Exeter Book Riddle 27


Exeter Book Riddle 27 is one of the Old English riddles found in the later tenth-century Exeter Book. The riddle is almost universally solved as 'mead'.

Text

As edited by Krapp and Dobbie in the Anglo-Saxon Poetic Records series, Riddle 27 runs:

Ic eom weorð werum, wide funden,
brungen of bearwum ond of burghleoþum,
of denum ond of dunum. Dæges mec wægun
feþre on lifte, feredon mid liste
under hrofes hleo. Hæleð mec siþþan
baþedan in dydene. Nu ic eom bindere
ond swingere, sona weorpere;
esne to eorþan hwilum ealdne ceorl.
Sona þæt on findeð, se þe mec fehð ongean
ond wið mægenþisan minre genæsteð,
þæt he hrycge sceal hrusan secan,
gif he unrædes ær ne geswiceð;
strengo bistolen, strong on spræce,
mægene binumen, nah his modes geweald,
fota ne folma. Frige hwæt ic hatte,
ðe on eorðan swa esnas binde
dole æfter dyntum be dæges leohte.
I am valuable/useful to men, found widely, brought from groves and from mountain slopes, from valleys and from hills. By day, feathers carried me up high, took me skillfully under the shelter of a roof. A man then washed me in a container. Now I am a binder and a striker; I bring a slave to the ground, sometimes an old ceorl. Immediately he discovers, he who goes against me and contends against my strength, that he shall meet the ground with his back, unless he ceases from his folly early; deprived of his strength, loud of speech, his power bound, he has no control over his mind, his feet, or his hands. Ask what I am called, who thus binds slaves to the earth with blows, by the light of day.

Interpretation

Until recently there has been little work on this riddle.

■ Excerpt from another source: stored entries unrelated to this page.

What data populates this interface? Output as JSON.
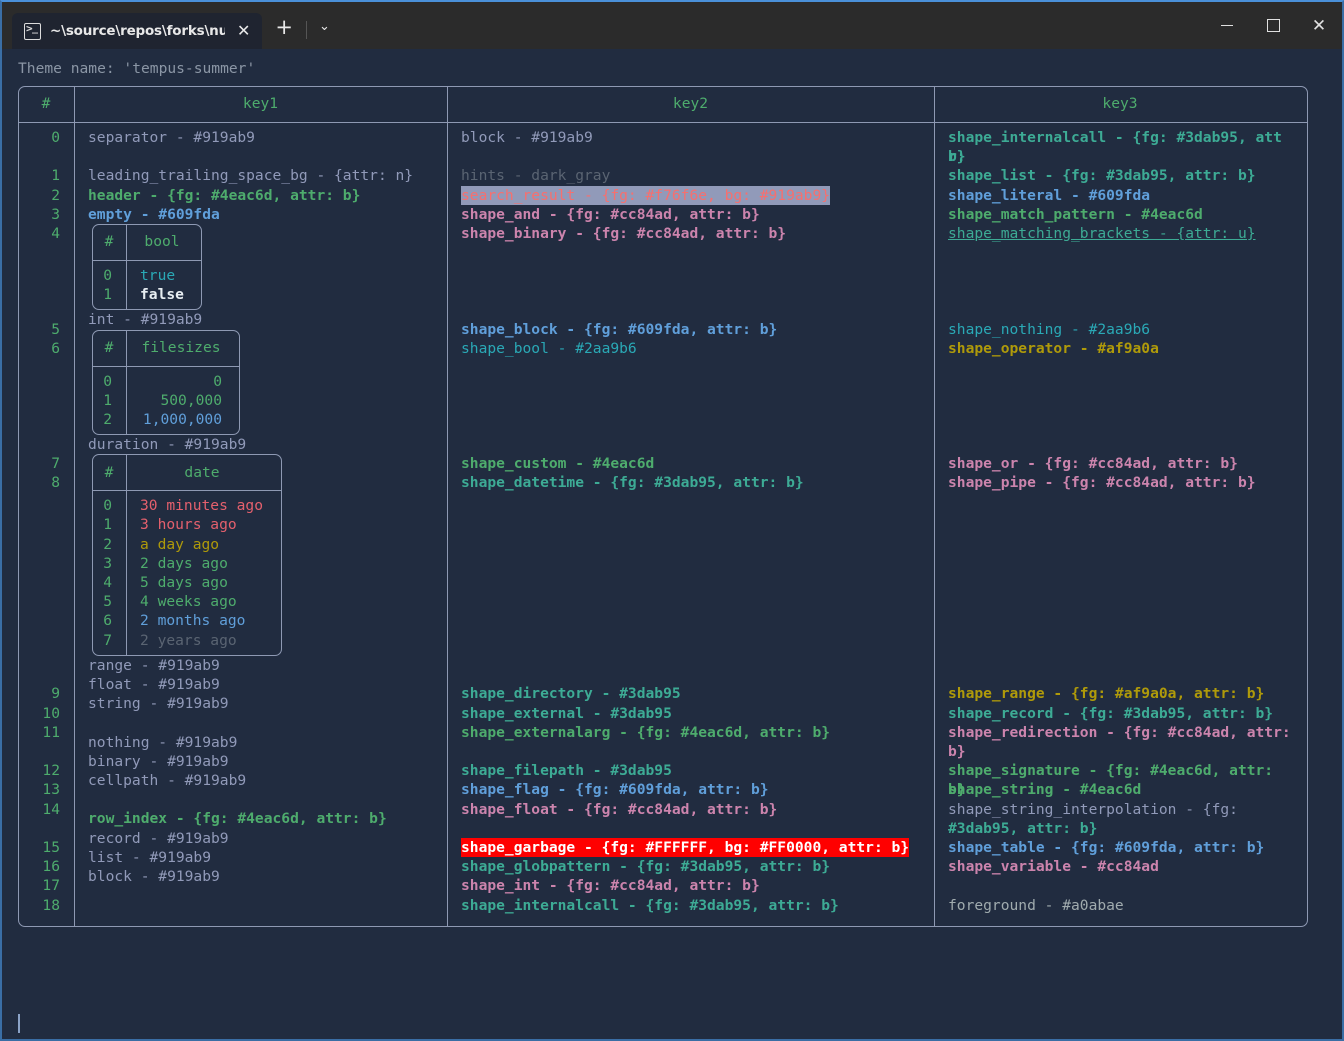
{
  "window": {
    "tab_title": "~\\source\\repos\\forks\\nu_scrip",
    "tab_icon": "powershell-icon",
    "close_tab_glyph": "✕",
    "new_tab_glyph": "+",
    "dropdown_glyph": "⌄",
    "minimize_label": "",
    "maximize_label": "",
    "close_label": "✕"
  },
  "terminal": {
    "theme_line": "Theme name: 'tempus-summer'",
    "prompt_cursor": "|"
  },
  "table": {
    "headers": {
      "index": "#",
      "key1": "key1",
      "key2": "key2",
      "key3": "key3"
    },
    "row_indices": [
      "0",
      "",
      "1",
      "2",
      "3",
      "4",
      "",
      "",
      "",
      "",
      "5",
      "6",
      "",
      "",
      "",
      "",
      "",
      "7",
      "8",
      "",
      "",
      "",
      "",
      "",
      "",
      "",
      "",
      "",
      "",
      "9",
      "10",
      "11",
      "",
      "12",
      "13",
      "14",
      "",
      "15",
      "16",
      "17",
      "18"
    ],
    "key1_lines": [
      "separator - #919ab9",
      "",
      "leading_trailing_space_bg - {attr: n}",
      "header - {fg: #4eac6d, attr: b}",
      "empty - #609fda"
    ],
    "key1_lines_b": [
      "int - #919ab9"
    ],
    "key1_lines_c": [
      "duration - #919ab9"
    ],
    "key1_lines_d": [
      "range - #919ab9",
      "float - #919ab9",
      "string - #919ab9",
      "",
      "nothing - #919ab9",
      "binary - #919ab9",
      "cellpath - #919ab9",
      "",
      "row_index - {fg: #4eac6d, attr: b}",
      "record - #919ab9",
      "list - #919ab9",
      "block - #919ab9"
    ],
    "key2_lines": [
      "block - #919ab9",
      "",
      "hints - dark_gray",
      "search_result - {fg: #f76f6e, bg: #919ab9}",
      "shape_and - {fg: #cc84ad, attr: b}",
      "shape_binary - {fg: #cc84ad, attr: b}",
      "",
      "",
      "",
      "",
      "shape_block - {fg: #609fda, attr: b}",
      "shape_bool - #2aa9b6",
      "",
      "",
      "",
      "",
      "",
      "shape_custom - #4eac6d",
      "shape_datetime - {fg: #3dab95, attr: b}",
      "",
      "",
      "",
      "",
      "",
      "",
      "",
      "",
      "",
      "",
      "shape_directory - #3dab95",
      "shape_external - #3dab95",
      "shape_externalarg - {fg: #4eac6d, attr: b}",
      "",
      "shape_filepath - #3dab95",
      "shape_flag - {fg: #609fda, attr: b}",
      "shape_float - {fg: #cc84ad, attr: b}",
      "",
      "shape_garbage - {fg: #FFFFFF, bg: #FF0000, attr: b}",
      "shape_globpattern - {fg: #3dab95, attr: b}",
      "shape_int - {fg: #cc84ad, attr: b}",
      "shape_internalcall - {fg: #3dab95, attr: b}"
    ],
    "key3_lines": [
      "shape_internalcall - {fg: #3dab95, attr:",
      "b}",
      "shape_list - {fg: #3dab95, attr: b}",
      "shape_literal - #609fda",
      "shape_match_pattern - #4eac6d",
      "shape_matching_brackets - {attr: u}",
      "",
      "",
      "",
      "",
      "shape_nothing - #2aa9b6",
      "shape_operator - #af9a0a",
      "",
      "",
      "",
      "",
      "",
      "shape_or - {fg: #cc84ad, attr: b}",
      "shape_pipe - {fg: #cc84ad, attr: b}",
      "",
      "",
      "",
      "",
      "",
      "",
      "",
      "",
      "",
      "",
      "shape_range - {fg: #af9a0a, attr: b}",
      "shape_record - {fg: #3dab95, attr: b}",
      "shape_redirection - {fg: #cc84ad, attr:",
      "b}",
      "shape_signature - {fg: #4eac6d, attr: b}",
      "shape_string - #4eac6d",
      "shape_string_interpolation - {fg:",
      "#3dab95, attr: b}",
      "shape_table - {fg: #609fda, attr: b}",
      "shape_variable - #cc84ad",
      "",
      "foreground - #a0abae"
    ]
  },
  "inner_tables": {
    "bool": {
      "header_index": "#",
      "header_value": "bool",
      "indices": [
        "0",
        "1"
      ],
      "values": [
        "true",
        "false"
      ]
    },
    "filesizes": {
      "header_index": "#",
      "header_value": "filesizes",
      "indices": [
        "0",
        "1",
        "2"
      ],
      "values": [
        "0",
        "500,000",
        "1,000,000"
      ]
    },
    "date": {
      "header_index": "#",
      "header_value": "date",
      "indices": [
        "0",
        "1",
        "2",
        "3",
        "4",
        "5",
        "6",
        "7"
      ],
      "values": [
        "30 minutes ago",
        "3 hours ago",
        "a day ago",
        "2 days ago",
        "5 days ago",
        "4 weeks ago",
        "2 months ago",
        "2 years ago"
      ]
    }
  },
  "colors": {
    "background": "#212c40",
    "titlebar": "#2b2b2b",
    "border_accent": "#3a6ea5",
    "table_border": "#8e99b3",
    "header_green": "#4eac6d",
    "gray_text": "#919ab9",
    "teal": "#3dab95",
    "blue": "#609fda",
    "pink": "#cc84ad",
    "cyan": "#2aa9b6",
    "yellow": "#af9a0a",
    "foreground": "#a0abae",
    "search_fg": "#f76f6e",
    "search_bg": "#919ab9",
    "garbage_fg": "#FFFFFF",
    "garbage_bg": "#FF0000"
  }
}
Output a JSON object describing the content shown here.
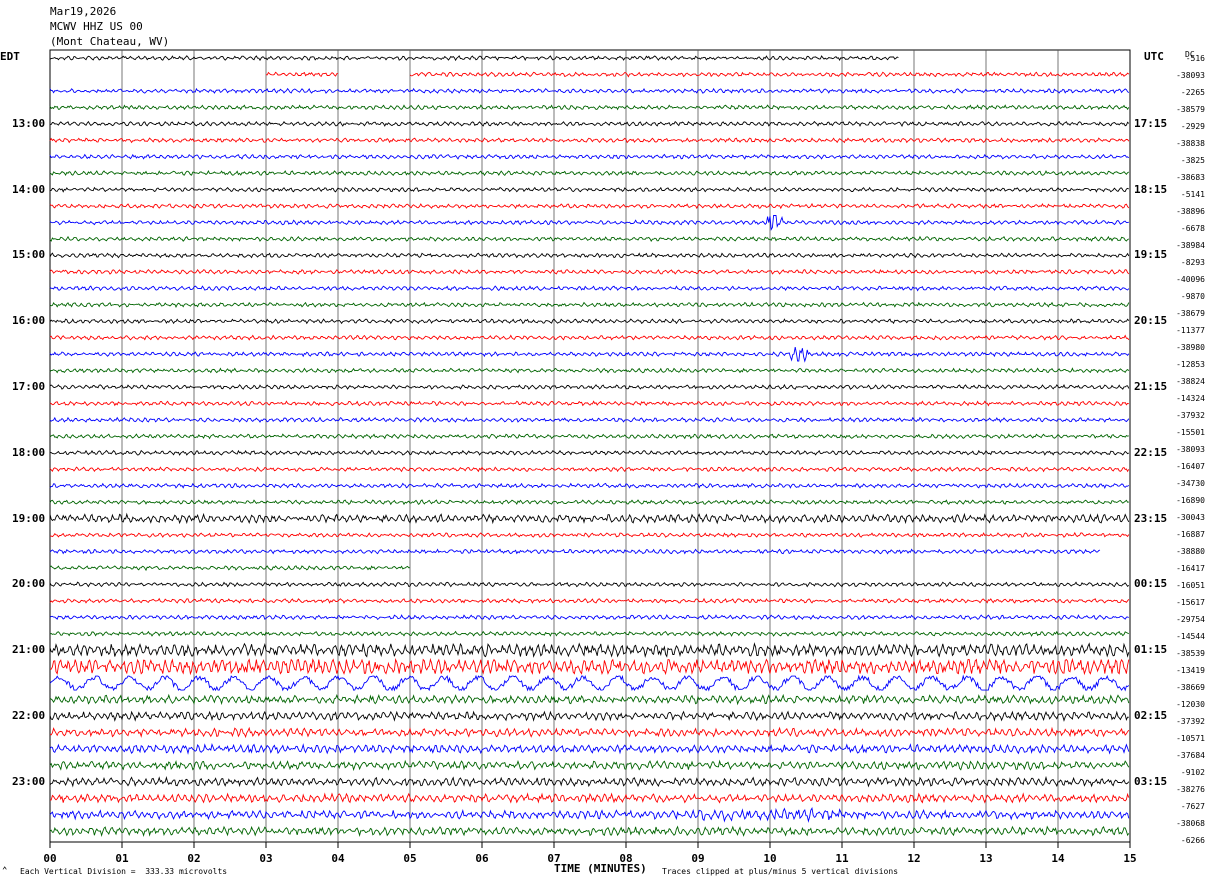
{
  "header": {
    "date": "Mar19,2026",
    "station": "MCWV HHZ US 00",
    "location": "(Mont Chateau, WV)"
  },
  "left_tz": "EDT",
  "right_tz": "UTC",
  "dc_label": "DC",
  "footer": {
    "xlabel": "TIME (MINUTES)",
    "scale": "Each Vertical Division =  333.33 microvolts",
    "clip": "Traces clipped at plus/minus 5 vertical divisions"
  },
  "chart_data": {
    "type": "line",
    "title": "",
    "xlabel": "TIME (MINUTES)",
    "ylabel": "",
    "xlim": [
      0,
      15
    ],
    "x_ticks": [
      "00",
      "01",
      "02",
      "03",
      "04",
      "05",
      "06",
      "07",
      "08",
      "09",
      "10",
      "11",
      "12",
      "13",
      "14",
      "15"
    ],
    "trace_colors": [
      "#000000",
      "#ff0000",
      "#0000ff",
      "#006400"
    ],
    "grid": true,
    "left_hour_labels": [
      "13:00",
      "14:00",
      "15:00",
      "16:00",
      "17:00",
      "18:00",
      "19:00",
      "20:00",
      "21:00",
      "22:00",
      "23:00"
    ],
    "right_hour_labels": [
      "17:15",
      "18:15",
      "19:15",
      "20:15",
      "21:15",
      "22:15",
      "23:15",
      "00:15",
      "01:15",
      "02:15",
      "03:15"
    ],
    "dc_offsets": [
      "-516",
      "-38093",
      "-2265",
      "-38579",
      "-2929",
      "-38838",
      "-3825",
      "-38683",
      "-5141",
      "-38896",
      "-6678",
      "-38984",
      "-8293",
      "-40096",
      "-9870",
      "-38679",
      "-11377",
      "-38980",
      "-12853",
      "-38824",
      "-14324",
      "-37932",
      "-15501",
      "-38093",
      "-16407",
      "-34730",
      "-16890",
      "-30043",
      "-16887",
      "-38880",
      "-16417",
      "-16051",
      "-15617",
      "-29754",
      "-14544",
      "-38539",
      "-13419",
      "-38669",
      "-12030",
      "-37392",
      "-10571",
      "-37684",
      "-9102",
      "-38276",
      "-7627",
      "-38068",
      "-6266"
    ],
    "trace_count": 48,
    "partial_traces": [
      {
        "trace": 0,
        "start_minute": 0,
        "end_minute": 11.8
      },
      {
        "trace": 1,
        "start_minute": 3,
        "end_minute": 4
      },
      {
        "trace": 1,
        "start_minute": 5,
        "end_minute": 15
      },
      {
        "trace": 30,
        "start_minute": 0,
        "end_minute": 14.6
      },
      {
        "trace": 31,
        "start_minute": 0,
        "end_minute": 5
      }
    ],
    "amplitude_by_trace": [
      1,
      1,
      1,
      1,
      1,
      1,
      1,
      1,
      1,
      1,
      1,
      1,
      1,
      1,
      1,
      1,
      1,
      1,
      1,
      1,
      1,
      1,
      1,
      1,
      1,
      1,
      1,
      1,
      2,
      1,
      1,
      1,
      1,
      1,
      1,
      1,
      1,
      2,
      4,
      2,
      2,
      2,
      2,
      2,
      2,
      2,
      2,
      2
    ],
    "events": [
      {
        "trace": 10,
        "minute": 10.05,
        "amplitude": 6
      },
      {
        "trace": 18,
        "minute": 10.4,
        "amplitude": 5
      },
      {
        "trace": 36,
        "minute": 0,
        "end_minute": 15,
        "amplitude": 3
      },
      {
        "trace": 37,
        "minute": 0,
        "end_minute": 15,
        "amplitude": 4
      },
      {
        "trace": 46,
        "minute": 9,
        "end_minute": 11,
        "amplitude": 3
      }
    ]
  }
}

However, in recent years commentary has emphasised how it undermines the association with mead in Old English heroic poetry with martial masculinity. Other work has shown how the riddle not only elucidates Anglo-Saxons' relationships with bees, but has argued that the riddle enables us to chart the complex interrelations between humans and other ecological actors in the medieval past.